Indonesia Lowers Key Rate to 6.5%

Indonesia's central bank unexpectedly cut its benchmark interest rate by 25 bps to 6.5 percent at its June 16th 2016 meeting, mentioning benign inflation, a relatively stable currency and a narrowing current account deficit. It is the fourth cut so far this year, as central bank tries to spur economic growth. Policymakers also slashed its overnight deposit facility rate and lending facility rate by 25 basis points to 4.5 percent and 7 percent respectively.
Bank Indonesia | Mojdeh Kazemi | 6/16/2016 3:20:19 PM
Excerpt from the statement by the Bank Indonesia:

Bank Indonesia will ease macroprudential policy while maintaining compliance to prudential principles[1] by: (i) relaxing the loan-to-value ratio (LTV) and financing-to-value ratio (FTV) on housing loans/financing as attached; and (ii) relaxing partially prepaid loans/financing pursuant to regulations concerning phased loan/financing in line with the construction progress of the associated property as a second loan/financing facility. Furthermore, to boost banking credit Bank Indonesia will also raise the floor on the Reserve Requirement - Loan to Financing Ratio (RR-LFR) from 78% to 80%, with the ceiling maintained at 92%. The new macroprudential policies will take effect in August 2016.

Domestic economic growth was observed to improve in the second quarter of 2016, albeit not as strong as previously predicted. Household consumption was noted to increase as retail sales surged during the approach the Eid-ul-Fitr and annual bonuses were disbursed. Despite a further surge in government capital spending, investment, especially non-construction investment, showed no significant signs of growth. Concerning the external sector, limited export growth was recorded with exports of several commodities beginning to pick up. Bank Indonesia perceives the need for additional measures to stimulate domestic demand and, therefore, strengthen economic growth momentum. Consequently, domestic economic growth is projected to be in the range of 5.0-5.4% (yoy) in 2016.

Indonesia’s trade balance recorded a surplus in May 2016, primarily supported by a non-oil and gas trade surplus. The trade surplus stood at USD0.38 billion, lower than USD0.66 billion the month earlier. A seasonal increase in oil imports during the run up to Ramadan and Eid-ul-Fitr contributed to the lower trade surplus. The trade surplus was still in line with the projected current account deficit in the second quarter of 2016. 
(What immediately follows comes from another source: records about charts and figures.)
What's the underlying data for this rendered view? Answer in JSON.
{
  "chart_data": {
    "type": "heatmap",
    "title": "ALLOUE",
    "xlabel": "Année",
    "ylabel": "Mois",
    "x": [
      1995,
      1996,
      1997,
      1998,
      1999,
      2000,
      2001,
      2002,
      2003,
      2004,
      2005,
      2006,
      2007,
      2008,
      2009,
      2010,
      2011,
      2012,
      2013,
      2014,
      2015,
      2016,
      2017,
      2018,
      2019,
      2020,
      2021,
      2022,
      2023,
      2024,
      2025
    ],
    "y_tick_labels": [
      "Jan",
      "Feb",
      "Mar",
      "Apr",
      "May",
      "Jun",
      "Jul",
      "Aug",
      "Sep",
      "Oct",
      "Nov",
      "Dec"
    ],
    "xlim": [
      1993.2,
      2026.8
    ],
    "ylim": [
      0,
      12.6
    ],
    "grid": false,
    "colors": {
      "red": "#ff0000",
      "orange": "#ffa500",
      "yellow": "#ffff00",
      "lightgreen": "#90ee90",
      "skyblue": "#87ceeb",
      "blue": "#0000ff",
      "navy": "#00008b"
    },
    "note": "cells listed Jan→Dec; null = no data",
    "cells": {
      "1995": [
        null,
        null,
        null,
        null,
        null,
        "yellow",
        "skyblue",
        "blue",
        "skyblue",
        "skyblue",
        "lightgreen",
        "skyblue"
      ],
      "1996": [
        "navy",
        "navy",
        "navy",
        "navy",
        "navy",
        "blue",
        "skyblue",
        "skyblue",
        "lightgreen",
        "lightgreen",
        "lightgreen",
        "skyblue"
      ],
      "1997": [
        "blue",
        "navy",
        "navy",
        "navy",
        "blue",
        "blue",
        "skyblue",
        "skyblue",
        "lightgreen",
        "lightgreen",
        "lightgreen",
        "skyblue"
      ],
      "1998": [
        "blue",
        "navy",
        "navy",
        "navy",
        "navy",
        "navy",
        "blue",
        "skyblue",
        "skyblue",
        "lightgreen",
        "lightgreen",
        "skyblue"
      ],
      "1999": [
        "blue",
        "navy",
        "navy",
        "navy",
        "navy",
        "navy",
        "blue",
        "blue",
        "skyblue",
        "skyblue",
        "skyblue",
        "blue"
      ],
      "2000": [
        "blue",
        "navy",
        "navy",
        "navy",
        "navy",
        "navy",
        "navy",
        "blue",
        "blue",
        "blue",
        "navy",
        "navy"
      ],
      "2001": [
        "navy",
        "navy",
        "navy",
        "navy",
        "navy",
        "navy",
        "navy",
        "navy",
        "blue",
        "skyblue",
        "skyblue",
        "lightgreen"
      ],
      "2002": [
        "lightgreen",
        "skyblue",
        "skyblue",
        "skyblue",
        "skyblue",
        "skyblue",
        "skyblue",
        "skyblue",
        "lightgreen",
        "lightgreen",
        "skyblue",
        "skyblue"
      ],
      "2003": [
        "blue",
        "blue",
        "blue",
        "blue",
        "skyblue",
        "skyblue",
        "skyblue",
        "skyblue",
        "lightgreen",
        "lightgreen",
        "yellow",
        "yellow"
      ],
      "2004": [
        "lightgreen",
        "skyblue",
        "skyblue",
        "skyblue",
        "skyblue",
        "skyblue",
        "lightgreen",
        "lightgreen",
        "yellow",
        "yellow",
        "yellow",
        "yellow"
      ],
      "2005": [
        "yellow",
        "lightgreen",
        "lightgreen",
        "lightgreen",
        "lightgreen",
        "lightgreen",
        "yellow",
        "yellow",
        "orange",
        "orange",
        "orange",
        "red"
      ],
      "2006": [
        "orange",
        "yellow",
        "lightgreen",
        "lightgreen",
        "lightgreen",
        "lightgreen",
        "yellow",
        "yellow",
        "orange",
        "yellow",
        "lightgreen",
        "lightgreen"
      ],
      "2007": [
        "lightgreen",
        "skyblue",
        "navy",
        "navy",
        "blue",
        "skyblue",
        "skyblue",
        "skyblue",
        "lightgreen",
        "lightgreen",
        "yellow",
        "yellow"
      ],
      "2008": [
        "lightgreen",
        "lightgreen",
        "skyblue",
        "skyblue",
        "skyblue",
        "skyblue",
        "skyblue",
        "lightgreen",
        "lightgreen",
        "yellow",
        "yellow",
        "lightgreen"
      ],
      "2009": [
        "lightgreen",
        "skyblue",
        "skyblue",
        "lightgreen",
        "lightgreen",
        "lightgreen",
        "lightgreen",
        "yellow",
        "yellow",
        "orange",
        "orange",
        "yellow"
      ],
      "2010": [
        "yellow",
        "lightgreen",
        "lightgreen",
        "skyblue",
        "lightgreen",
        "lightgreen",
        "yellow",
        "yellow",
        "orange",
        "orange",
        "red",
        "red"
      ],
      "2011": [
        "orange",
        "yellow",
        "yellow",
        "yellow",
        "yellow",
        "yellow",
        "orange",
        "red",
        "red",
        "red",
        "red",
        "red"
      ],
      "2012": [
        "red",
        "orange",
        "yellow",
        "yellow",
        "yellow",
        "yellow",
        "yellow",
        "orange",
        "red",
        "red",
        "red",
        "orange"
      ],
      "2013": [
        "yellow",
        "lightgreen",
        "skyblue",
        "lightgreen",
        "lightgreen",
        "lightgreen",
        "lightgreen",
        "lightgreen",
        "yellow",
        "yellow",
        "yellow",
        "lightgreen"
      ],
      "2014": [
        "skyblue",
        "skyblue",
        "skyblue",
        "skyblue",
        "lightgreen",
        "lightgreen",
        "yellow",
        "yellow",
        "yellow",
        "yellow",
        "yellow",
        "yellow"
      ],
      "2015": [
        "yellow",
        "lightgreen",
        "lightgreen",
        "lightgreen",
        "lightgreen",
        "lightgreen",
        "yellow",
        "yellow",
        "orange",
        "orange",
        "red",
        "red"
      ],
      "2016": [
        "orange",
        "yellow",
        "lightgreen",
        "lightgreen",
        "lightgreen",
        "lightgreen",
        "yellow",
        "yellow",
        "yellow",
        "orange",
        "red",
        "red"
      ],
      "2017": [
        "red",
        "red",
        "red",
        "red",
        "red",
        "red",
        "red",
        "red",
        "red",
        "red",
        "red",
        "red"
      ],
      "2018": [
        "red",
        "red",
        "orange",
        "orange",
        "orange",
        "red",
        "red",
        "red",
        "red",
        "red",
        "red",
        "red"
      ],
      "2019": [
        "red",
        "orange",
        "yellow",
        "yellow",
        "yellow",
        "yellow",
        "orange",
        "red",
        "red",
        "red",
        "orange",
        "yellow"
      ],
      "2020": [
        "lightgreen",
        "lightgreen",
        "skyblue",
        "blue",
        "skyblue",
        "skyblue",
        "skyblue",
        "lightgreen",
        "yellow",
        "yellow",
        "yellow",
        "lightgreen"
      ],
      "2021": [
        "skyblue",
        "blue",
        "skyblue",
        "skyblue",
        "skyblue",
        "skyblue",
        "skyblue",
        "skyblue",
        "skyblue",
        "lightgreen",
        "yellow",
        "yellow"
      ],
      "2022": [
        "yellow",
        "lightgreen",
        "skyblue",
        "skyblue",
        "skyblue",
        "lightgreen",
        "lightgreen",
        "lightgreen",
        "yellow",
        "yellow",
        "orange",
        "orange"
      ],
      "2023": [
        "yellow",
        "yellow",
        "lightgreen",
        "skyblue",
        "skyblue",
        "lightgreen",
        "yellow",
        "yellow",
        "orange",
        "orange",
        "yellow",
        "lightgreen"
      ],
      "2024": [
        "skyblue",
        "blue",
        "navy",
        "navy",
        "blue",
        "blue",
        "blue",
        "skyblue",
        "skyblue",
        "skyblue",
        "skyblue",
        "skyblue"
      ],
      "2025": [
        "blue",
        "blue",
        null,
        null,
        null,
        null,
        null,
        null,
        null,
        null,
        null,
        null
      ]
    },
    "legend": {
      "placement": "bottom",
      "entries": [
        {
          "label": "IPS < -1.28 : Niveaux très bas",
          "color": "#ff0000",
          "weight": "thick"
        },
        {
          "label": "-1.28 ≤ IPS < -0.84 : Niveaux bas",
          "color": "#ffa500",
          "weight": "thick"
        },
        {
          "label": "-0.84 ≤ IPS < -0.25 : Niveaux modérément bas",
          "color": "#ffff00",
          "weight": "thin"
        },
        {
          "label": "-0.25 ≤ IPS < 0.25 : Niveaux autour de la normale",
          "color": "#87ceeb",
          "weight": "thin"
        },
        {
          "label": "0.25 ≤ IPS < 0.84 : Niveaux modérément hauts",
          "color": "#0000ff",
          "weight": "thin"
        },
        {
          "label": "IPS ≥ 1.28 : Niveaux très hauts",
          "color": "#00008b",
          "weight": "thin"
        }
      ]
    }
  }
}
The rupiah strengthened in June 2016, after depreciating the month earlier as risk accumulated on global financial markets due to the expected FFR hike. On average, the Rupiah depreciated 1.95% (mtm) to a level of Rp13,434 per USD in May 2016. Depreciatory pressures, which were also felt in other countries, were triggered by global risks associated with the proposed FFR hike. The Rupiah rebounded at the beginning of June 2016, however, as foreign capital flowed back into Indonesia after weaker-than-expected labour data was announced in the United States. The Federal Reserve’s decision to postpone the FFR hike at the FOMC on 15th June 2016 should help stabilise the Rupiah. Looking forward, Bank Indonesia will continue to maintain exchange rate stability in line with the rupiah’s fundamental value.

Financial system was stable, with a resilient banking system. In April 2016, the Capital Adequacy Ratio (CAR) stood at 21.7%, while the ratio of non-performing loans (NPL) was recorded at 2.9% (gross) and 1.5% (net). Looser monetary policy was transmitted through the interest rate channel, as reflected by lower deposit and lending rates in the banking industry. In contrast, monetary policy transmission through the credit channel was not optimal. The Federal Reserve’s decision to postpone the FFR hike at the FOMC on 15th June 2016 should help stabilise the rupiah. Credit growth continued to decelerate from 8.7% (yoy) in March 2016 to 8.0% (yoy) in April 2016. Similarly, deposit growth slowed to 6.2% (yoy) in April 2016 from 6.4% (yoy) the month earlier. Bank Indonesia considers the need for looser policy to catalyse credit growth on both the supply and demand sides in order to bolster future economic growth.